Libération a édité un article de Magyd Cherfi, un auteur compositeur de Toulouse d’une violence incroyable, et pour lequel aucune action judiciaire ne sera faite, soyez-en bien certain. Voilà ce qu’il dit d’Éric Zemmour « c’est l’immigré des revanchards, des peine-à-jouir, des trouillards et des hétéros étroits, c’est le bougnoule des Blancs asphyxiés de trop de complexité, des aristos délogés des privilèges anciens. Tout ça vous fait une moitié de France et c’est beaucoup ».

Rien que dans ces phrases, il y aurait matière d’aller au tribunal. Éric Zemmour n’ira pas car il a toujours dit qu’il mènerait un combat au niveau des idées et en aucun cas il n’utilisera la justice.

Pourtant, il traite les Français de peine-à-jouir, de trouillards, et les LGBTQ et autres néoféministes apprécieront, d’hétéros étroits. Le pire étant l’expression bougnoule pour qualifier Éric Zemmour, Français de branche, amoureux de la France, lui qui est d’origine berbère, et juif.

Si vous écrivez « bougnoule » pour parler d’un Maghrébin dans un article, vous êtes sûr d’allez à la 17e chambre, et vous prendre une amende et du sursis. Lui, certainement pas.

Éric Zemmour serait donc le « bougnoule des Blancs »  asphyxiés de complexes.

Merci à la gauche, le PS, le PC, le MRG d’avoir tout fait pour que les Français soient complexés par leur Histoire de France alors qu’il y avait tout lieu d’en être fier.
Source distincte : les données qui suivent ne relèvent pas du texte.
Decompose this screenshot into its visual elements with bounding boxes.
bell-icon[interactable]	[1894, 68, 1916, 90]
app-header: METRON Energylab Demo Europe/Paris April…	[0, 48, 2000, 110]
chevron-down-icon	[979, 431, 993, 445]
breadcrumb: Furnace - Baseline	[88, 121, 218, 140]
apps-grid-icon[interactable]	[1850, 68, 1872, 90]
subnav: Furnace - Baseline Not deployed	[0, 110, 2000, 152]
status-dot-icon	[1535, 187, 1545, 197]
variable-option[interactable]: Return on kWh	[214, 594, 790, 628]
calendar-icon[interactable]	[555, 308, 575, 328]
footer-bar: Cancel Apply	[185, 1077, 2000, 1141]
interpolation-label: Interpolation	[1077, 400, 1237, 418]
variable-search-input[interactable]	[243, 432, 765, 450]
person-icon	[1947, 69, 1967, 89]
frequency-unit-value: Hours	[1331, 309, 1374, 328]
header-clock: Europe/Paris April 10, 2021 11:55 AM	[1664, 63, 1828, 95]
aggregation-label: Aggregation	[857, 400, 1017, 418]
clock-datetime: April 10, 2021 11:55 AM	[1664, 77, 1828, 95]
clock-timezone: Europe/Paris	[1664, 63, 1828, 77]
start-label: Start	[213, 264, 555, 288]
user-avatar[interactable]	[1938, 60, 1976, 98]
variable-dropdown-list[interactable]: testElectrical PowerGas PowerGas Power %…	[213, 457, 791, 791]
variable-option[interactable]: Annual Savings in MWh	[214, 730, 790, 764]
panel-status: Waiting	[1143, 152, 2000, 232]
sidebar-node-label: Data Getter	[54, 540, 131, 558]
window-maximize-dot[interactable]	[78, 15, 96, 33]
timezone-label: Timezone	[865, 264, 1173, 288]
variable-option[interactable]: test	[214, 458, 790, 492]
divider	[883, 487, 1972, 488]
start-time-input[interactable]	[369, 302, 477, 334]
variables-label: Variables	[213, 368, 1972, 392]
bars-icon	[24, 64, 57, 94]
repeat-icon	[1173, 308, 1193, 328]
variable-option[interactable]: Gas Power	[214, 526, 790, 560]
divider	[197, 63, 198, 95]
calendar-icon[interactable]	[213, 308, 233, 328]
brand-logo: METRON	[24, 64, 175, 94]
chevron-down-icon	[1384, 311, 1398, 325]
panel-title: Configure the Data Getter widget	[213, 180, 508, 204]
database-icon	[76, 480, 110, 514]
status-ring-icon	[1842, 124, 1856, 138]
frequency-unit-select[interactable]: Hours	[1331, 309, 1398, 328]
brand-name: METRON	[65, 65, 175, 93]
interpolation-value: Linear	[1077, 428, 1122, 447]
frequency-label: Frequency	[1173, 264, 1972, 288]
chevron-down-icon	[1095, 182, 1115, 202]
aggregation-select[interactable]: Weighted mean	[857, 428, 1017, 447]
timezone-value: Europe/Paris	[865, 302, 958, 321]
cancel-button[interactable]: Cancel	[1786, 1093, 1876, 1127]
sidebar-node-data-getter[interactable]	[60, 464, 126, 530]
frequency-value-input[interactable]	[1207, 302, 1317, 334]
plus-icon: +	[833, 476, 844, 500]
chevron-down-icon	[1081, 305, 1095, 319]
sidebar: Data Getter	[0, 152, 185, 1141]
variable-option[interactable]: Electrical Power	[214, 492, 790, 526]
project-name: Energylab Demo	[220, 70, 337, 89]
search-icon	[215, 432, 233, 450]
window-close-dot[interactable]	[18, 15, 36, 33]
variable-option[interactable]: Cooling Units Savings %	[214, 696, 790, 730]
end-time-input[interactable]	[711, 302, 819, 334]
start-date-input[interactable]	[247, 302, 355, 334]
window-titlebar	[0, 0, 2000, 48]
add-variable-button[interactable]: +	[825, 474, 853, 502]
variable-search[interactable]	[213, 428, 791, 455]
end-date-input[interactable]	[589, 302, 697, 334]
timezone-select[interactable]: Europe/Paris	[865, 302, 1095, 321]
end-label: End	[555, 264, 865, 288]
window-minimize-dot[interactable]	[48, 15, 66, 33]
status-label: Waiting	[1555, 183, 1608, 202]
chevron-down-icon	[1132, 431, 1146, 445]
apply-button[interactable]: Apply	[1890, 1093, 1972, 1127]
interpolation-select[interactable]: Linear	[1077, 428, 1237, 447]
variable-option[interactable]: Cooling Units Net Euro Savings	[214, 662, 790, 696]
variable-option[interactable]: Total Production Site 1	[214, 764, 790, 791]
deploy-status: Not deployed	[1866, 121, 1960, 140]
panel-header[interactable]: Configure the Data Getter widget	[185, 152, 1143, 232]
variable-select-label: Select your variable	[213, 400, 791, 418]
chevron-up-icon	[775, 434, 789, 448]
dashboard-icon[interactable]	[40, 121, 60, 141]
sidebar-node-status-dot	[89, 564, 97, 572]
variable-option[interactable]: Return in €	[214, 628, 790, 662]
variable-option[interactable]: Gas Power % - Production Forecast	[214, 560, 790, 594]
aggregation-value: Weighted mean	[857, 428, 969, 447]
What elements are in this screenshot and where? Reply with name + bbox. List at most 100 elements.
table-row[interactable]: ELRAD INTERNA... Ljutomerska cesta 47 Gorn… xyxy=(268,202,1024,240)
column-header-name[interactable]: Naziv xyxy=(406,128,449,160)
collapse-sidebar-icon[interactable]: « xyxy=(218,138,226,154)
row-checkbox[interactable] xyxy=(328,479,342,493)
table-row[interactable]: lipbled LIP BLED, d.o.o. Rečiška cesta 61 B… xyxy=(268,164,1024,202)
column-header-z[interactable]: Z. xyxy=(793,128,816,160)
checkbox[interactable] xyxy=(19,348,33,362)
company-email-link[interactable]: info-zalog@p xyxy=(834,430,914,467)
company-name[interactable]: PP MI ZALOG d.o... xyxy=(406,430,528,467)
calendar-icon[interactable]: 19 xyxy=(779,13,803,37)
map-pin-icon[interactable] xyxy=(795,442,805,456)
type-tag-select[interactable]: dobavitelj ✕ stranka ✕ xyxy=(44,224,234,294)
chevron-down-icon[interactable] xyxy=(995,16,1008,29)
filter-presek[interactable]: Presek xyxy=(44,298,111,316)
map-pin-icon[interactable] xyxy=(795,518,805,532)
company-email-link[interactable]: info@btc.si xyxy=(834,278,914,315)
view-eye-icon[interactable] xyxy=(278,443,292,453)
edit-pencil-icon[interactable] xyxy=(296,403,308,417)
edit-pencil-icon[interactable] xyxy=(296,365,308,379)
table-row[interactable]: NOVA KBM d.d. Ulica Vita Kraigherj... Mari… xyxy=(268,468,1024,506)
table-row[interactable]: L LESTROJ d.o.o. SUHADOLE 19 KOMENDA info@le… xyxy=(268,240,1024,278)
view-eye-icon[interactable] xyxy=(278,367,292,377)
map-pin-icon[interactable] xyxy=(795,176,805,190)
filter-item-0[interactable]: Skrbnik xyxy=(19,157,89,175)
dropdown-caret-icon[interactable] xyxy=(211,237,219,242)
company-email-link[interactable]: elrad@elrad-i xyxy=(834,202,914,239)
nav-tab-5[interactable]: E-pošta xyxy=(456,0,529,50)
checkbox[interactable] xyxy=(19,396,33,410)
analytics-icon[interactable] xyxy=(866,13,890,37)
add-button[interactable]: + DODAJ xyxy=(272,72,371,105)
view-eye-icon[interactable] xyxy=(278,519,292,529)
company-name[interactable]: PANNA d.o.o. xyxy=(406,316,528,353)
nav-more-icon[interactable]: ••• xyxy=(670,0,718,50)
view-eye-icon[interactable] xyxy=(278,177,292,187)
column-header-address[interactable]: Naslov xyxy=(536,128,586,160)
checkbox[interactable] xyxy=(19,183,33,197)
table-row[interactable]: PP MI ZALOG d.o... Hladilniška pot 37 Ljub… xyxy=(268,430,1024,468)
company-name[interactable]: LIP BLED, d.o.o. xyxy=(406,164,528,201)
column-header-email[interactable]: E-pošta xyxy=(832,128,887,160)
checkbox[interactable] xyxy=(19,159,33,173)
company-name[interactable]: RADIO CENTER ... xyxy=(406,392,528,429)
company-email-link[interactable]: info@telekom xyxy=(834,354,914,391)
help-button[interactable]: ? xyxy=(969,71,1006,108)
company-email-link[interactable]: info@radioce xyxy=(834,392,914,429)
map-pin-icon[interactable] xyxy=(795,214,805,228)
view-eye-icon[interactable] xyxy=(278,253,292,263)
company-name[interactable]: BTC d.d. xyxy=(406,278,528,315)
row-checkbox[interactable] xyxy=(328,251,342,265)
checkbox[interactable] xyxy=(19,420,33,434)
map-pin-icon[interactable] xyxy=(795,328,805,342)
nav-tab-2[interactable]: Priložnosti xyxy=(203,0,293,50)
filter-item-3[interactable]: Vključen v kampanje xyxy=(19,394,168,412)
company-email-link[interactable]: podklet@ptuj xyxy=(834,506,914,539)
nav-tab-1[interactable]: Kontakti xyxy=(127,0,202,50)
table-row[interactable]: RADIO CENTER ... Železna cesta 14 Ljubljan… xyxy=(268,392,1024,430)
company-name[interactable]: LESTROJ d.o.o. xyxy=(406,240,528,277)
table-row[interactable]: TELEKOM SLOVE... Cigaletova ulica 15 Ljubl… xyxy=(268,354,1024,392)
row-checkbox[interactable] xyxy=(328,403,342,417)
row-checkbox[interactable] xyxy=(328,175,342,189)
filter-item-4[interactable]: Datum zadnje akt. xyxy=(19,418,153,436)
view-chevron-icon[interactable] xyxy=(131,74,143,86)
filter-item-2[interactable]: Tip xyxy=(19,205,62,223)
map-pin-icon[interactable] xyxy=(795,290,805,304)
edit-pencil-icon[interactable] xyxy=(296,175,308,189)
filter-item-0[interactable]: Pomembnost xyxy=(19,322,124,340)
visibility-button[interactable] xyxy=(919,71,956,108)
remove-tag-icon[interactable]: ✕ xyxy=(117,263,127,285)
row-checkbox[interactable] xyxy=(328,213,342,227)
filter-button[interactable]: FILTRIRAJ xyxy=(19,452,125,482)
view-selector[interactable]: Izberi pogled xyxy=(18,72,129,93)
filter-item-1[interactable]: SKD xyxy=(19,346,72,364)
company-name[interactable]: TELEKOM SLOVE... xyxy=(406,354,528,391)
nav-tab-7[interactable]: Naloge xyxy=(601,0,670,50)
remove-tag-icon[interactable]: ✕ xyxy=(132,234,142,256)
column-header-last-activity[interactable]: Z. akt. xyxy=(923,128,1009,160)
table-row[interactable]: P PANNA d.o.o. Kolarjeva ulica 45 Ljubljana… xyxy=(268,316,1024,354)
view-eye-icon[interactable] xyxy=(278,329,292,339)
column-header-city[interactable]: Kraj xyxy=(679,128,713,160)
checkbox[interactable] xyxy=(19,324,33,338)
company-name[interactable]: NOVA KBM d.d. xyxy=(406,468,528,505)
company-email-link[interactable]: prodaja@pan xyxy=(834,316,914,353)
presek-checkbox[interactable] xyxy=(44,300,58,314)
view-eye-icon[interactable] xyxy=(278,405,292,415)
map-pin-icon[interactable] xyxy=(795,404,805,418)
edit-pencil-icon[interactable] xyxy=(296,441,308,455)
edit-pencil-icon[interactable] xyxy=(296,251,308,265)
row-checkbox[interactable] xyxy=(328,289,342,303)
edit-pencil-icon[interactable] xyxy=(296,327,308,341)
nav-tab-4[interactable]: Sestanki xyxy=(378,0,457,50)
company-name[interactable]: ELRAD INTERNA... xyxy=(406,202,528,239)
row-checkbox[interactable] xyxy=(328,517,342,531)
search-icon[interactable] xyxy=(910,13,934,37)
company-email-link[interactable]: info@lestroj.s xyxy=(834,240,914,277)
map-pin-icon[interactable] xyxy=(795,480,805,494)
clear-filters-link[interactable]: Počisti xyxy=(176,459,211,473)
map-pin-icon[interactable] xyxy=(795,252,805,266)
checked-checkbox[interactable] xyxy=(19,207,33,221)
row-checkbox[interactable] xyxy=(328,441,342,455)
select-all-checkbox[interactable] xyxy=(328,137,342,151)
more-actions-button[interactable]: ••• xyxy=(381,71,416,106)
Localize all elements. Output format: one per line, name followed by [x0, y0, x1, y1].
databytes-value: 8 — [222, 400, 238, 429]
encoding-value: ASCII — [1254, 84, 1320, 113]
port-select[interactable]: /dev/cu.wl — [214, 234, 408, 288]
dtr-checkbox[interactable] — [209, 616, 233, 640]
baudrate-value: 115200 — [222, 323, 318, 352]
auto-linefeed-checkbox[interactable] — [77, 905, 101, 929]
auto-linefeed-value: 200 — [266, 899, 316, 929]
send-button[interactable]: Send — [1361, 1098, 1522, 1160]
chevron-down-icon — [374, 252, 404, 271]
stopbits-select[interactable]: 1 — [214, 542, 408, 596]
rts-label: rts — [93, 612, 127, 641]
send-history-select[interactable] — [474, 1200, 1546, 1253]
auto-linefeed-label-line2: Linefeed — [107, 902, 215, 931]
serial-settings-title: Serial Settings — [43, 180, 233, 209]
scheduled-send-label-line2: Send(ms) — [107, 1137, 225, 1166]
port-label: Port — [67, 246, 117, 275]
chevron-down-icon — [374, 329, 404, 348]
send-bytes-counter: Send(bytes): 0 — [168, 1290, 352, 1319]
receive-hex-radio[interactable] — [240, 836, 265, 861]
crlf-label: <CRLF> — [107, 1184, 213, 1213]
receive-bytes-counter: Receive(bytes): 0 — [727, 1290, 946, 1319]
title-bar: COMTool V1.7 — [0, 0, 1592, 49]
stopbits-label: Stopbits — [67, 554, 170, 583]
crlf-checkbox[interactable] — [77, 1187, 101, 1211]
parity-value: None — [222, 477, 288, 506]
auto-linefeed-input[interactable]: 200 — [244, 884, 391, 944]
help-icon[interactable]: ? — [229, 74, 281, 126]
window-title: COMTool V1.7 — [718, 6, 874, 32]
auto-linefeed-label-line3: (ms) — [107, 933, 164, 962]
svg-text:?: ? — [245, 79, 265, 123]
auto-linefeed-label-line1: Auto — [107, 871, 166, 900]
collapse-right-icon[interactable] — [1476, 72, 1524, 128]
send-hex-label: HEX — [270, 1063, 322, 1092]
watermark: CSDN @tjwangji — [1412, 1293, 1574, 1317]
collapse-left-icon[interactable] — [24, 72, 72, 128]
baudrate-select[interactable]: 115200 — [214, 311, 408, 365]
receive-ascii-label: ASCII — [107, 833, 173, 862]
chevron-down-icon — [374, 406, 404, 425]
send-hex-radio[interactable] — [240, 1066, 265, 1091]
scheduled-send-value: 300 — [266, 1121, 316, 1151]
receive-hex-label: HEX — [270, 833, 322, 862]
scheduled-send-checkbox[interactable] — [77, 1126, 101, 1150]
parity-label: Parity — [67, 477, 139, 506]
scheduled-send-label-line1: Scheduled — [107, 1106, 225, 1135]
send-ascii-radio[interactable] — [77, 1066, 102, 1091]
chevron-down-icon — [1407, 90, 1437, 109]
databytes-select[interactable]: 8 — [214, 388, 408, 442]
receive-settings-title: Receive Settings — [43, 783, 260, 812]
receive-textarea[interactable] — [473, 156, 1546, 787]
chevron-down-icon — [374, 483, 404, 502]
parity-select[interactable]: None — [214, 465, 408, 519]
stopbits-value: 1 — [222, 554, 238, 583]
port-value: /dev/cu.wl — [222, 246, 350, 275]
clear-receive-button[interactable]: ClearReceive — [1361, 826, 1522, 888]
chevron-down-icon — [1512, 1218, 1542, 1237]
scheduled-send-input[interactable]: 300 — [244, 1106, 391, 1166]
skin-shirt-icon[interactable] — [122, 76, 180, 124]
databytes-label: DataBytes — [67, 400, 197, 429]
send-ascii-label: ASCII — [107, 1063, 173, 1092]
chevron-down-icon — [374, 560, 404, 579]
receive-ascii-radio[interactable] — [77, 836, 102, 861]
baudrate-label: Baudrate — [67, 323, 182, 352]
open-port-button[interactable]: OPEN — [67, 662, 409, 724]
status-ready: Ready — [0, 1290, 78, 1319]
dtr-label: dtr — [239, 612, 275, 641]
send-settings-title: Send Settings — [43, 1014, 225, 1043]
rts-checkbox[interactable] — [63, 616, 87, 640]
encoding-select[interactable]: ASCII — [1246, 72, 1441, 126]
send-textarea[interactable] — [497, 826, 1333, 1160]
Merci la droite, les Chirac, Sarkozy de n’avoir jamais osé aller contre ces complexes quand vous étiez au pouvoir. Je me souviens douloureusement d’un Chirac refusant de commémorer Austerlitz, mais prêtant le Charles de Gaulle aux Anglais pour commémorer notre défaite de Trafalgar. Je me souviens de Sarkozy vantant le métissage obligatoire en plus de s’asseoir sur le référendum.

L’Algérien qui a bien vécu de cette France, en composant et interprétant ses chansons à Toulouse, crache sur les Français. Il crache sur leurs angoisses, sur leurs peurs, sur l’identité nationale. Ce seraient donc des « peines-à- jouir ». Il menace Éric Zemmour en disant sur France Bleu Occitanie, la radio payée par tous les contribuables « Cette saleté-là mérite qu’on se salisse nous-même ». (Source

Alors qu’une vague de protestations devrait se lever, le CSA ne dira rien, comme d’habitude.

Les journalistes ne seront pas choqués et feront silence, comme d’habitude.

Les politiques ne diront rien, et ne souligneront ni les injures, ni les menaces, comme d’habitude.

Reste que pour nous, Français de souche, de branches, de sang ou de cœur, il y a une réponse que l’on peut donner à ce Magyd Cherfi, celle d’aller voter pour Éric Zemmour en 2022.